Though we just hit the Beaujolais Nouveau season, I'd like you to turn your attention to Cru Beaujolais, especially from the justifiably-hyped 2009 vintage. These two from Dominique Piron are gems; I'd proabaly choose these Gamays over any Pinot Noir in the same price range. A slam-dunk!
For the last three years I've had these two wines from South Africa's Mulderbosch on the table. Love the Cabernet Sauvignon Rosé and the dry Chenin Blanc. Great labels, screw caps; I like how they look on the table. It's not often you have a rosé made from Cabernet that is this pale and light; really nice stuff. The Chenin is lovely; has wonderful ginger notes and a little bit of weight and richness for fall cuisine. And even though we're pushing December, rosés are a great food wine year-round and are probably the only wine that can hang with the cranberry sauce.
Finally, lest you think I am an unrepentant foreign wine snob, here are a couple picks from one of my favorite Washington wineries, Syncline. Tiny production Rhone-style wines (and some Gruner Veltliner and Pinot Noir to boot), they have wonderful balance and are not overdone with sweet oak and pumped-up alcohol levels.
So what will you be drinking on Thanksgiving?
It's not often that you get to cross a dream wine off your tasting wish list. It's even less often that you get to cross off three in one night. And it's the rarest of rare occasions that all the wines are from the same producer. That night was Wednesday and winery was the incomparable Dal Forno Romano.
Hailing from the Veneto in Italy, Dal Forno Romano wines demand that you totally recalibrate your perception of Valpolicella.
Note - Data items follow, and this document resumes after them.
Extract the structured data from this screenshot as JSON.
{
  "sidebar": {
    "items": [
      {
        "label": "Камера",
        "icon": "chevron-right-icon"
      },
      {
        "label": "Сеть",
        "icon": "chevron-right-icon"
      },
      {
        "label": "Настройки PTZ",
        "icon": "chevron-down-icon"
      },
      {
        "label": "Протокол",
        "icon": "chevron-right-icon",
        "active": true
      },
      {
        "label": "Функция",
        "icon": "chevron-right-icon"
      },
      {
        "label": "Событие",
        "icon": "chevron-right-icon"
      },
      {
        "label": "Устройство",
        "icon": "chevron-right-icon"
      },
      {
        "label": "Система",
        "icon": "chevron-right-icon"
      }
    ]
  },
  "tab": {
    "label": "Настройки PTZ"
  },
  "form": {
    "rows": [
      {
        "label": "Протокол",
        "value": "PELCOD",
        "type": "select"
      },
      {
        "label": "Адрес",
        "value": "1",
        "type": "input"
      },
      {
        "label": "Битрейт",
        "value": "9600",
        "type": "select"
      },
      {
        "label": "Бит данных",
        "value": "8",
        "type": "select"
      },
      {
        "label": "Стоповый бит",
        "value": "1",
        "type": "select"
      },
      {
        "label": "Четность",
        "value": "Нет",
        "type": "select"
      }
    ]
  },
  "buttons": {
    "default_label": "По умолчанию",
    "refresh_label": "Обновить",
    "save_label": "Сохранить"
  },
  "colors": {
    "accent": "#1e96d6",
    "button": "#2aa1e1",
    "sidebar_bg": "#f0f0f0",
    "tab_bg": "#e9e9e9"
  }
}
The wines are painstakingly made through minuscule yields and a perfectionist's mindset. Massively rich, concentrated, and yet somehow not over-the-top, these Valpolicellas will cellar for many, many years. If you are going to drink them now, I would say two hours in the decanter would be a minimum. (And I wouldn't blame you if you drank them now; they are extremely difficult to resist.)
If it wasn't enough to try two vintages of the Valpolicella, we were treated to the 2003 Dal Forno Romano Amarone. Whoa. What a wine! A little richer and denser that the Valpolicella, it had some of those lovely dried fruit characteristics that are the hallmark of Amarone. And like the Valpolicella, the Amarone is remarkable for its balance, especially considering the concentration and alcohol content. This wine doesn't just strive for perfection, it's knocking on the door.
Just when I thought I would run out of superlatives, the wine of the night (for me) arrived: The 2003 Dal Forno Passito Vigna Sere. Like the Amarone, it's made with dried grapes, but it's sweet. To call it the finest sweet wine I've had doesn't seem to quite do it justice. I have to put it among the finest wines I've ever had, period. Having some blue cheese with it takes it into the stratosphere. I am loath to use words like "awesome" or "amazing" to describe anything because both words are so epidemically overused to be meaningless. ("That taco was awesome!" Awesome? Really? It inspired awe?) But if last night I heard any or all of these wines being described using either of those words, you'd probably notice me nodding my head in agreement and thinking, "Yes. Yes they are."
I'd be remiss if I didn't mention Chris Zimmerman from Vias, the company that imports Dal Forno Romano and many other excellent Italian wines. Chris led us through a "Visions of the Veneto" seminar that proved his knowledge of Italian wines is only matched by his passion for them. And I'd be truly remiss if I didn't mention the lineup of wines before the Dal Forno Romano, which were very impressive. We started with two Suavia Soaves, the unoaked 2008 Montecarbonare and the barrel-aged 2006 Le Rive. Fans of Chablis and White Burgundy, respectively, need to get a hold of these gems. And the Le Salette Amarones that followed were outstanding; made in a very refined style appropriate for the dinner table.
So what wines are on your wish list or which ones have you crossed off?